Lines may ‘pickup’ or letdown

Her legs must be tired, and he wants to rearrange the alphabet. She’s been running through his mind all day, and if he rearranged the alphabet he’d make sure ‘U’ and ‘I’ were together. Pickup

Her legs must be tired, and he wants to rearrange the alphabet.

She’s been running through his mind all day, and if he rearranged the alphabet he’d make sure ‘U’ and ‘I’ were together. Pickup lines, such as these, are cast out by men at parties and bars in hopes of sparking a conversation with an attractive woman.

Although there are many factors to a successful pickup line, most Temple students agree that aspects such as favorable setting, delivery and content can make the difference between a bad night and a great morning.

“I think pickup lines are hilarious,” said junior business management major Stephanie
Lanzelotti. During the summer Lanzelotti
and one of her friends were walking down the street and experienced a rather odd compliment.

“He told my friend, who was wearing pants at the time, that she had nice knees,” Lanzelotti said. “It was the most random thing I had ever heard, but we stopped and talked to him, so I guess it worked.”

Originality is key in the art of pickup lines, according to 21-year-old chemistry major Doug Heiduk. Dropping a stale pickup line will most likely result in awkward silence or a pitty laugh. Neither of which opens the door to conversation. Using the Internet and “Family Guy” for artistic inspiration, Heiduk is always on the lookout for a fresh line. At parties and bars, his favorite, “the famous Doug one,” garners much success.

“Did you know ‘god’ spelled backwards is ‘Doug’ with a little bit of ‘U’ wrapped in it?” Heiduk said.

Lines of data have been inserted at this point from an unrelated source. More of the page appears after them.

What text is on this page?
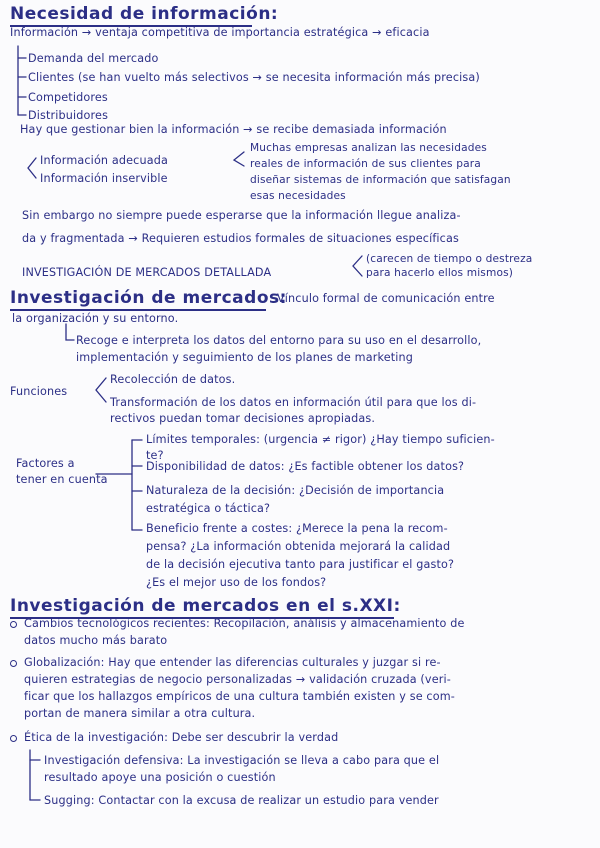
Necesidad de información:
Información → ventaja competitiva de importancia estratégica → eficacia
Demanda del mercado
Clientes (se han vuelto más selectivos → se necesita información más precisa)
Competidores
Distribuidores
Hay que gestionar bien la información → se recibe demasiada información
Información adecuada
Información inservible
Muchas empresas analizan las necesidades
reales de información de sus clientes para
diseñar sistemas de información que satisfagan
esas necesidades
Sin embargo no siempre puede esperarse que la información llegue analiza-
da y fragmentada → Requieren estudios formales de situaciones específicas
INVESTIGACIÓN DE MERCADOS DETALLADA
(carecen de tiempo o destreza
para hacerlo ellos mismos)
Investigación de mercados:
Vínculo formal de comunicación entre
la organización y su entorno.
Recoge e interpreta los datos del entorno para su uso en el desarrollo,
implementación y seguimiento de los planes de marketing
Funciones
Recolección de datos.
Transformación de los datos en información útil para que los di-
rectivos puedan tomar decisiones apropiadas.
Factores a
tener en cuenta
Límites temporales: (urgencia ≠ rigor) ¿Hay tiempo suficien-
te?
Disponibilidad de datos: ¿Es factible obtener los datos?
Naturaleza de la decisión: ¿Decisión de importancia
estratégica o táctica?
Beneficio frente a costes: ¿Merece la pena la recom-
pensa? ¿La información obtenida mejorará la calidad
de la decisión ejecutiva tanto para justificar el gasto?
¿Es el mejor uso de los fondos?
Investigación de mercados en el s.XXI:
Cambios tecnológicos recientes: Recopilación, análisis y almacenamiento de
datos mucho más barato
Globalización: Hay que entender las diferencias culturales y juzgar si re-
quieren estrategias de negocio personalizadas → validación cruzada (veri-
ficar que los hallazgos empíricos de una cultura también existen y se com-
portan de manera similar a otra cultura.
Ética de la investigación: Debe ser descubrir la verdad
Investigación defensiva: La investigación se lleva a cabo para que el
resultado apoye una posición o cuestión
Sugging: Contactar con la excusa de realizar un estudio para vender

And a word of advice to the novice: Approaching a group of girls with a pickup line, no matter how good, is a recipe for disaster, according to sophomore business entrepreneurship
major Christian Wilkerson.

“If the girl isn’t alone, she’ll look at her friends to see what their reaction is,” Wilkerson said. “And most of the time they won’t be laughing.”

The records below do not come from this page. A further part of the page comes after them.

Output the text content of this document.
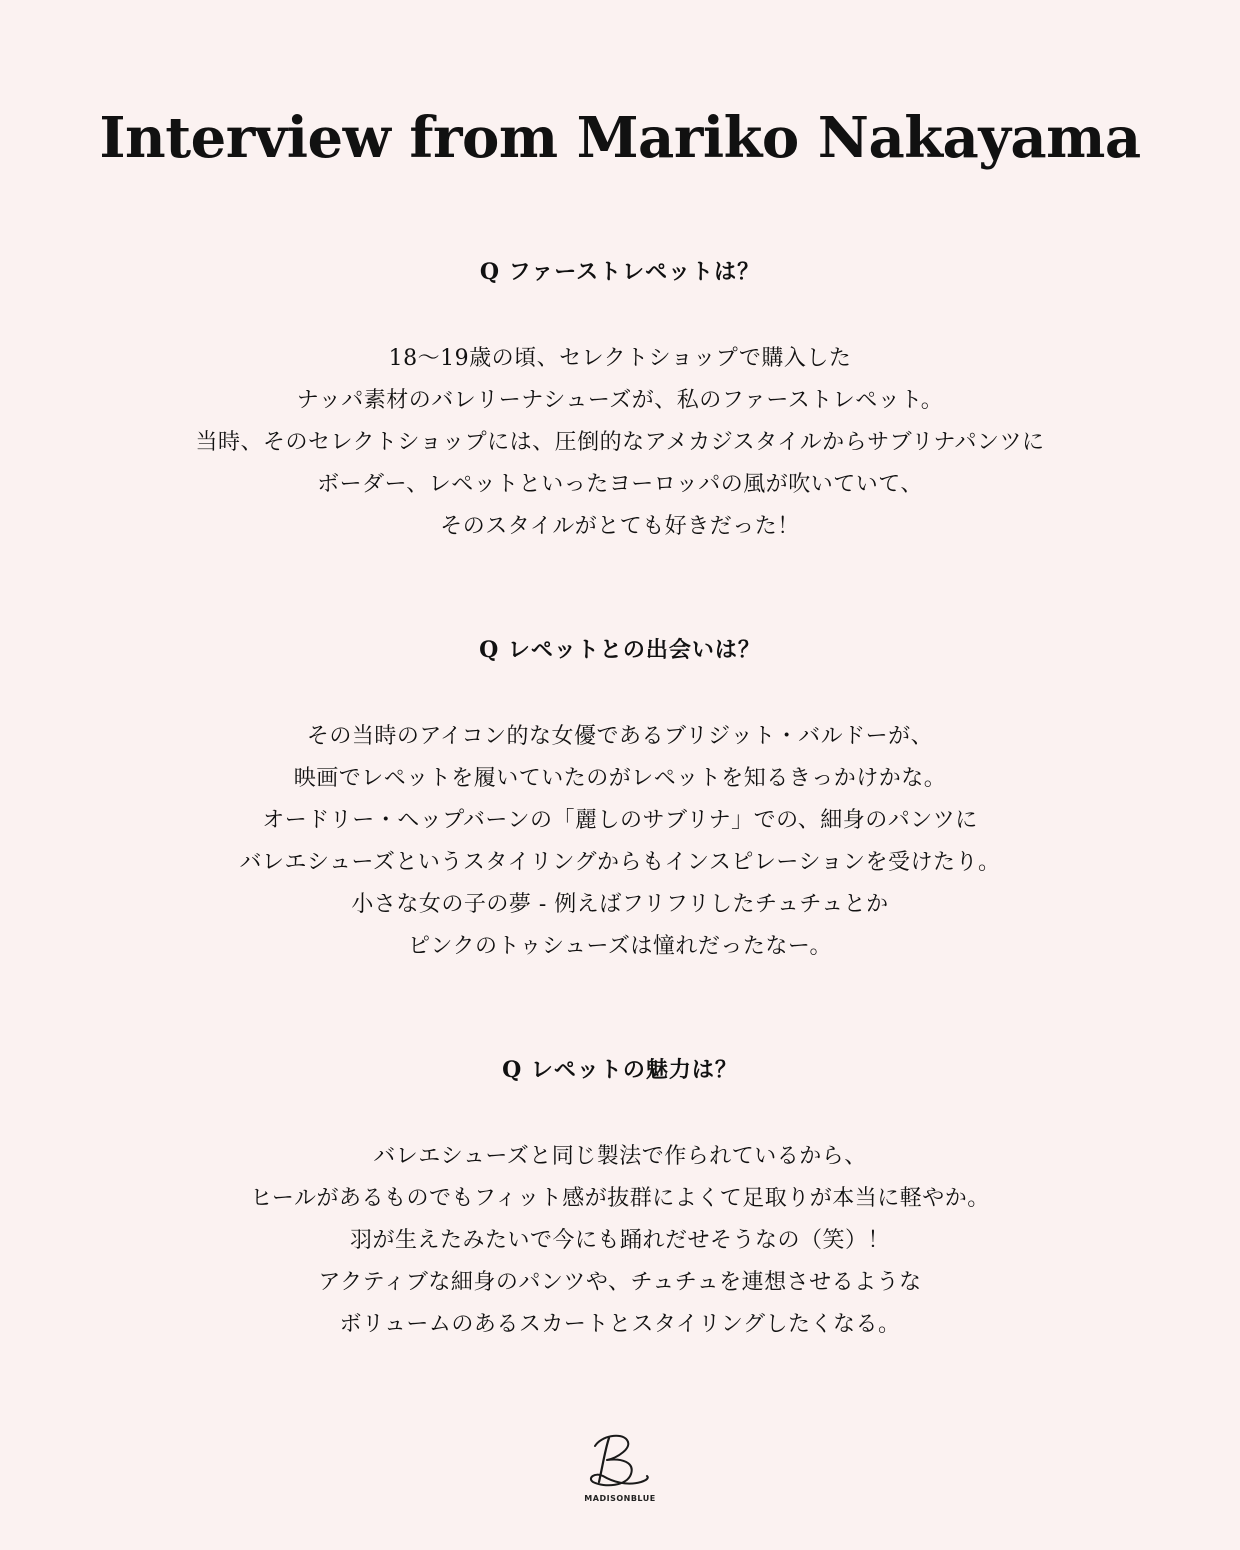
Interview from Mariko Nakayama

Q ファーストレペットは？

18〜19歳の頃、セレクトショップで購入した
ナッパ素材のバレリーナシューズが、私のファーストレペット。
当時、そのセレクトショップには、圧倒的なアメカジスタイルからサブリナパンツに
ボーダー、レペットといったヨーロッパの風が吹いていて、
そのスタイルがとても好きだった！

Q レペットとの出会いは？

その当時のアイコン的な女優であるブリジット・バルドーが、
映画でレペットを履いていたのがレペットを知るきっかけかな。
オードリー・ヘップバーンの「麗しのサブリナ」での、細身のパンツに
バレエシューズというスタイリングからもインスピレーションを受けたり。
小さな女の子の夢 - 例えばフリフリしたチュチュとか
ピンクのトゥシューズは憧れだったなー。

Q レペットの魅力は？

バレエシューズと同じ製法で作られているから、
ヒールがあるものでもフィット感が抜群によくて足取りが本当に軽やか。
羽が生えたみたいで今にも踊れだせそうなの（笑）！
アクティブな細身のパンツや、チュチュを連想させるような
ボリュームのあるスカートとスタイリングしたくなる。
MADISONBLUE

Another way of increasing the success rate of a pick up line is to approach someone who is mildly familiar.

“I don’t have the balls to go up to a random girl, but if it’s someone I see in class or around campus, I’ll try to introduce myself by using a pickup line,” Heiduk said. While some choose a flattery, others feel that nothing touches the heart of a woman like a great putdown. The problem with this approach is that the line between cute and offensive is paper thin.

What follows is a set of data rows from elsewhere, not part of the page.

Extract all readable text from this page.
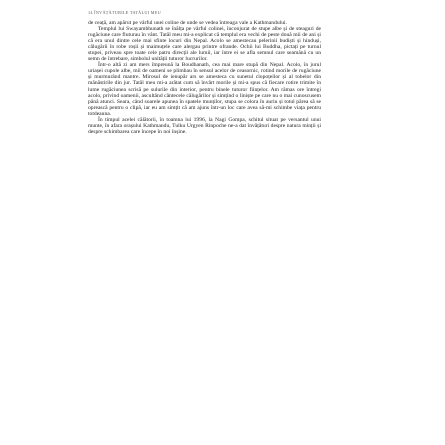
14 ÎNVĂȚĂTURILE TATĂLUI MEU

de ceață, am apărut pe vârful unei coline de unde se vedea întreaga vale a Kathmandului.

Templul lui Swayambhunath se înălța pe vârful colinei, înconjurat de stupe albe și de steaguri de rugăciune care fluturau în vânt. Tatăl meu mi-a explicat că templul era vechi de peste două mii de ani și că era unul dintre cele mai sfinte locuri din Nepal. Acolo se amestecau pelerinii budiști și hinduși, călugării în robe roșii și maimuțele care alergau printre ofrande. Ochii lui Buddha, pictați pe turnul stupei, priveau spre toate cele patru direcții ale lumii, iar între ei se afla semnul care seamănă cu un semn de întrebare, simbolul unității tuturor lucrurilor.

Într-o altă zi am mers împreună la Boudhanath, cea mai mare stupă din Nepal. Acolo, în jurul uriașei cupole albe, mii de oameni se plimbau în sensul acelor de ceasornic, rotind morile de rugăciune și murmurând mantre. Mirosul de ienupăr ars se amesteca cu sunetul clopoțeilor și al tobelor din mănăstirile din jur. Tatăl meu mi-a arătat cum să învârt morile și mi-a spus că fiecare rotire trimite în lume rugăciunea scrisă pe sulurile din interior, pentru binele tuturor ființelor. Am rămas ore întregi acolo, privind oamenii, ascultând cântecele călugărilor și simțind o liniște pe care nu o mai cunoscusem până atunci. Seara, când soarele apunea în spatele munților, stupa se colora în auriu și totul părea să se oprească pentru o clipă, iar eu am simțit că am ajuns într-un loc care avea să-mi schimbe viața pentru totdeauna.

În timpul acelei călătorii, în toamna lui 1996, la Nagi Gompa, schitul situat pe versantul unui munte, în afara orașului Kathmandu, Tulku Urgyen Rinpoche ne-a dat învățături despre natura minții și despre schimbarea care începe în noi înșine.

“Putdowns tend to be a younger thing,” said junior business administration major Brendan Grike. “Once you get a little more mature, you’re less likely to do that.”

If you’re trying to make a good first impression, teasing or poking fun is probably not the best route to travel, according to junior social work major Wendy Markovich.

Markovich is not a fan of pickup lines, but usually laughs or plays along with them to be nice. In social situations, she routinely hears the same pickup line: “Is your dad a thief, because he must have stolen the stars from the sky and put them in your eyes?”

“I’ve heard that one probably about five times,” Markovich said. “I just stop them before they finish and tell them that I’ve already heard it.” Most girls, including Markovich, said they feel the same about pickup lines: sometimes they’re funny, but I’d rather you approach me and introduce yourself.

So why do guys scour the Internet and rehearse these lines in preparation for a conversation?

“Guys are nervous talking to girls and they’re scared of rejection,” Markovich said. “They assume most girls respond well to humor, so that’s why they use them.”

And most girls do practice what they preach as far as pickup lines are concerned. Instead of using thought-out jokes or lines, girls tend to introduce themselves with a simple hello or a compliment, according to sophomore communications major Jennifer Schumann. Heiduk agreed that girls are more likely to use complimentary pickup lines.

“One time this girl came up to me and told me that I had the most beautiful green eyes she had ever seen,” he said. “Then I had to tell her that my eyes were blue.”

The truth of the matter is that pickup lines are somewhat unreliable; you never know how they’ll turn out. Wilkerson compares using pickup lines to a close game of football.

“It’s like going for the touchdown and throwing a Hail Mary,” Wilkerson said. “If it works you’re like ‘Wow, I can’t believe it.’ If it doesn’t, then you just give up.”